3. Databases & Imaging Infrastructure
   • PostgreSQL: Relational database used for secure storage of clinical metadata, user data, and analysis results.
   • Redis: In-memory data store for real-time caching and task queuing, enabling low-latency responses.
   • PACS: To retrieve and store DICOM files, enabling seamless integration into clinical imaging workflows.
4. Cloud Infrastructure & Services (AWS)
   • Amazon S3: Secure, scalable storage for all incoming and processed imaging studies.
   • AWS Lambda: Manages the lifecycle of the AI inference server, auto-starting/stopping for efficient resource usage.
   • Amazon CloudWatch: Real-time logging and system monitoring for platform health and diagnostics.
   • EC2 Instances:
     1. AI Server: Dedicated GPU-enabled EC2 instance for executing AI inference tasks.

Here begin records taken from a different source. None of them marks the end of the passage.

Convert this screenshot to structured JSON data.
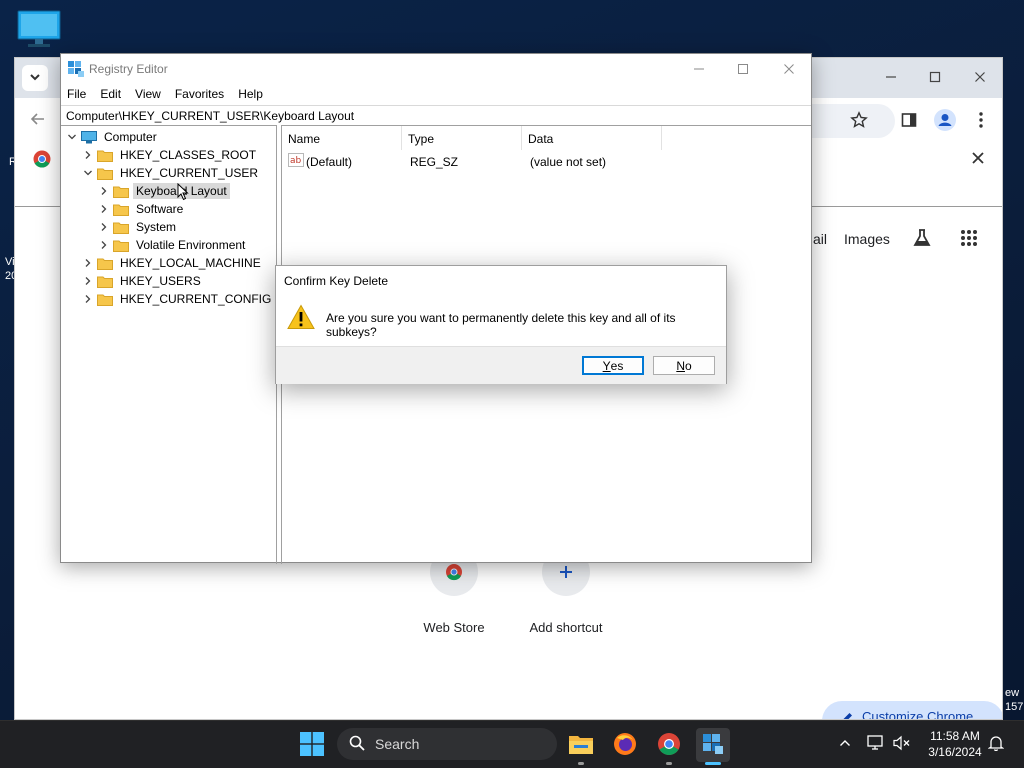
{
  "desktop": {
    "icon": "this-pc-icon",
    "left_edge_text": [
      "R",
      "Vi",
      "20"
    ],
    "right_edge_text": [
      "ew",
      "157"
    ]
  },
  "chrome": {
    "controls": [
      "minimize-icon",
      "maximize-icon",
      "close-icon"
    ],
    "ntp_links": [
      "ail",
      "Images"
    ],
    "shortcuts": [
      {
        "label": "Web Store",
        "icon": "chrome-web-store-icon"
      },
      {
        "label": "Add shortcut",
        "icon": "plus-icon"
      }
    ],
    "customize_label": "Customize Chrome"
  },
  "regedit": {
    "title": "Registry Editor",
    "menu": [
      "File",
      "Edit",
      "View",
      "Favorites",
      "Help"
    ],
    "address": "Computer\\HKEY_CURRENT_USER\\Keyboard Layout",
    "tree": [
      {
        "label": "Computer",
        "level": 0,
        "expander": "expanded",
        "icon": "computer"
      },
      {
        "label": "HKEY_CLASSES_ROOT",
        "level": 1,
        "expander": "collapsed",
        "icon": "folder"
      },
      {
        "label": "HKEY_CURRENT_USER",
        "level": 1,
        "expander": "expanded",
        "icon": "folder"
      },
      {
        "label": "Keyboard Layout",
        "level": 2,
        "expander": "collapsed",
        "icon": "folder",
        "selected": true
      },
      {
        "label": "Software",
        "level": 2,
        "expander": "collapsed",
        "icon": "folder"
      },
      {
        "label": "System",
        "level": 2,
        "expander": "collapsed",
        "icon": "folder"
      },
      {
        "label": "Volatile Environment",
        "level": 2,
        "expander": "collapsed",
        "icon": "folder"
      },
      {
        "label": "HKEY_LOCAL_MACHINE",
        "level": 1,
        "expander": "collapsed",
        "icon": "folder"
      },
      {
        "label": "HKEY_USERS",
        "level": 1,
        "expander": "collapsed",
        "icon": "folder"
      },
      {
        "label": "HKEY_CURRENT_CONFIG",
        "level": 1,
        "expander": "collapsed",
        "icon": "folder"
      }
    ],
    "columns": {
      "name": "Name",
      "type": "Type",
      "data": "Data"
    },
    "values": [
      {
        "name": "(Default)",
        "type": "REG_SZ",
        "data": "(value not set)",
        "icon": "string-value-icon"
      }
    ]
  },
  "dialog": {
    "title": "Confirm Key Delete",
    "message": "Are you sure you want to permanently delete this key and all of its subkeys?",
    "icon": "warning-icon",
    "yes": {
      "mnemonic": "Y",
      "rest": "es"
    },
    "no": {
      "mnemonic": "N",
      "rest": "o"
    },
    "default_button": "yes"
  },
  "taskbar": {
    "search_label": "Search",
    "apps": [
      "file-explorer-icon",
      "firefox-icon",
      "chrome-icon",
      "registry-editor-icon"
    ],
    "active_app": "registry-editor-icon",
    "clock_time": "11:58 AM",
    "clock_date": "3/16/2024"
  },
  "colors": {
    "accent": "#0078d4",
    "folder": "#f6c64b",
    "taskbar": "#202124",
    "desktop": "#0b1f3f",
    "warning": "#f7c21b"
  }
}
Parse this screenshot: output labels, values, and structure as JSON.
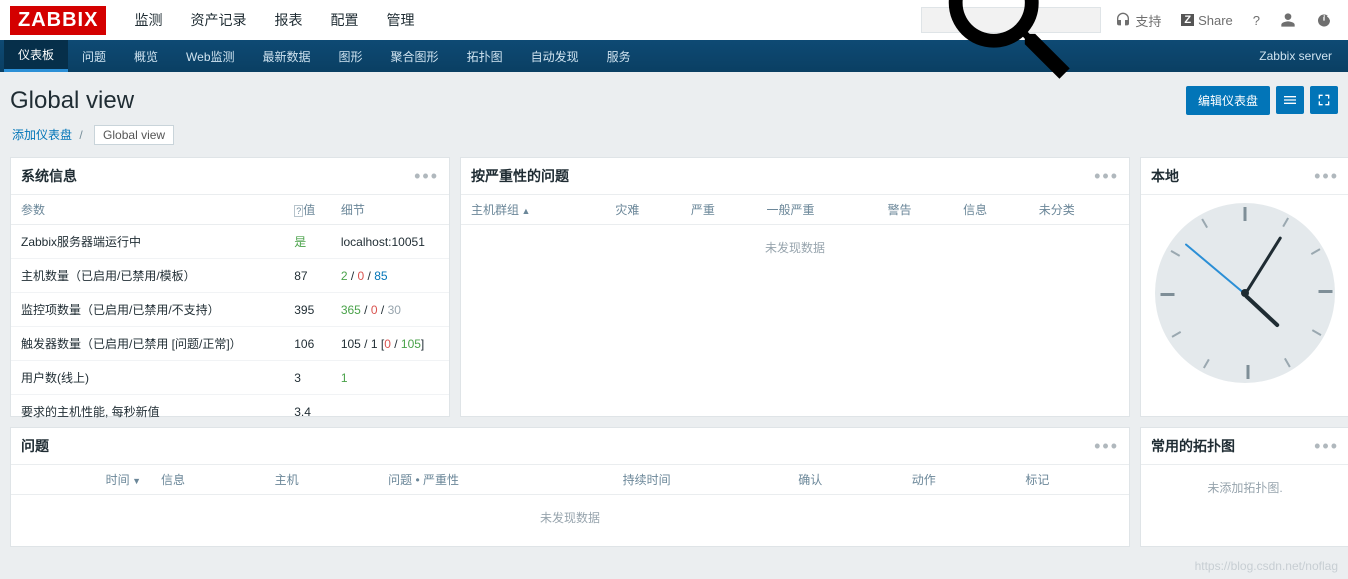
{
  "logo": "ZABBIX",
  "topnav": [
    "监测",
    "资产记录",
    "报表",
    "配置",
    "管理"
  ],
  "topnav_active": 0,
  "header": {
    "support": "支持",
    "share": "Share",
    "share_logo": "Z",
    "question": "?"
  },
  "subnav": [
    "仪表板",
    "问题",
    "概览",
    "Web监测",
    "最新数据",
    "图形",
    "聚合图形",
    "拓扑图",
    "自动发现",
    "服务"
  ],
  "subnav_active": 0,
  "subnav_right": "Zabbix server",
  "page_title": "Global view",
  "edit_btn": "编辑仪表盘",
  "breadcrumb": {
    "add": "添加仪表盘",
    "sep": "/",
    "current": "Global view"
  },
  "sysinfo": {
    "title": "系统信息",
    "cols": [
      "参数",
      "值",
      "细节"
    ],
    "col_value_prefix": "?",
    "rows": [
      {
        "p": "Zabbix服务器端运行中",
        "v": {
          "text": "是",
          "cls": "green"
        },
        "d": [
          {
            "text": "localhost:10051"
          }
        ]
      },
      {
        "p": "主机数量（已启用/已禁用/模板）",
        "v": {
          "text": "87"
        },
        "d": [
          {
            "text": "2",
            "cls": "green"
          },
          {
            "text": " / "
          },
          {
            "text": "0",
            "cls": "red"
          },
          {
            "text": " / "
          },
          {
            "text": "85",
            "cls": "link"
          }
        ]
      },
      {
        "p": "监控项数量（已启用/已禁用/不支持）",
        "v": {
          "text": "395"
        },
        "d": [
          {
            "text": "365",
            "cls": "green"
          },
          {
            "text": " / "
          },
          {
            "text": "0",
            "cls": "red"
          },
          {
            "text": " / "
          },
          {
            "text": "30",
            "cls": "grey"
          }
        ]
      },
      {
        "p": "触发器数量（已启用/已禁用 [问题/正常]）",
        "v": {
          "text": "106"
        },
        "d": [
          {
            "text": "105 / 1 ["
          },
          {
            "text": "0",
            "cls": "red"
          },
          {
            "text": " / "
          },
          {
            "text": "105",
            "cls": "green"
          },
          {
            "text": "]"
          }
        ]
      },
      {
        "p": "用户数(线上)",
        "v": {
          "text": "3"
        },
        "d": [
          {
            "text": "1",
            "cls": "green"
          }
        ]
      },
      {
        "p": "要求的主机性能, 每秒新值",
        "v": {
          "text": "3.4"
        },
        "d": []
      }
    ]
  },
  "severity": {
    "title": "按严重性的问题",
    "cols": [
      "主机群组",
      "灾难",
      "严重",
      "一般严重",
      "警告",
      "信息",
      "未分类"
    ],
    "nodata": "未发现数据"
  },
  "clock": {
    "title": "本地"
  },
  "problems": {
    "title": "问题",
    "cols": [
      "时间",
      "信息",
      "主机",
      "问题 • 严重性",
      "持续时间",
      "确认",
      "动作",
      "标记"
    ],
    "nodata": "未发现数据"
  },
  "maps": {
    "title": "常用的拓扑图",
    "empty": "未添加拓扑图."
  },
  "watermark": "https://blog.csdn.net/noflag"
}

     2. Backend Server: Handles API requests, authentication, data processing, and user management
5. On-premise: Entire platform is installed on Mac Mini and a few other GPU-based Edge devices
   1. GPU-enabled machine
      1. AI Server: Docker instance for executing AI inference tasks
      2. Backend Server: A Docker instance handles API requests, authentication, data processing and user management and connects to the client’s PACS server.

Conclusion

HarmonyCVI redefines how cardiovascular imaging is delivered. By combining AI & deep learning, cloud-native infrastructure, and clinician-first design, it enables rapid, accurate, and accessible cardiac MRI interpretation. With scan-to-report times under 2 minutes and diagnostic accuracy above 99%, HarmonyCVI transforms the cardiac imaging workflow from a manual bottleneck into a scalable, intelligent diagnostic tool.
It’s more than automation; it’s intelligence, delivered.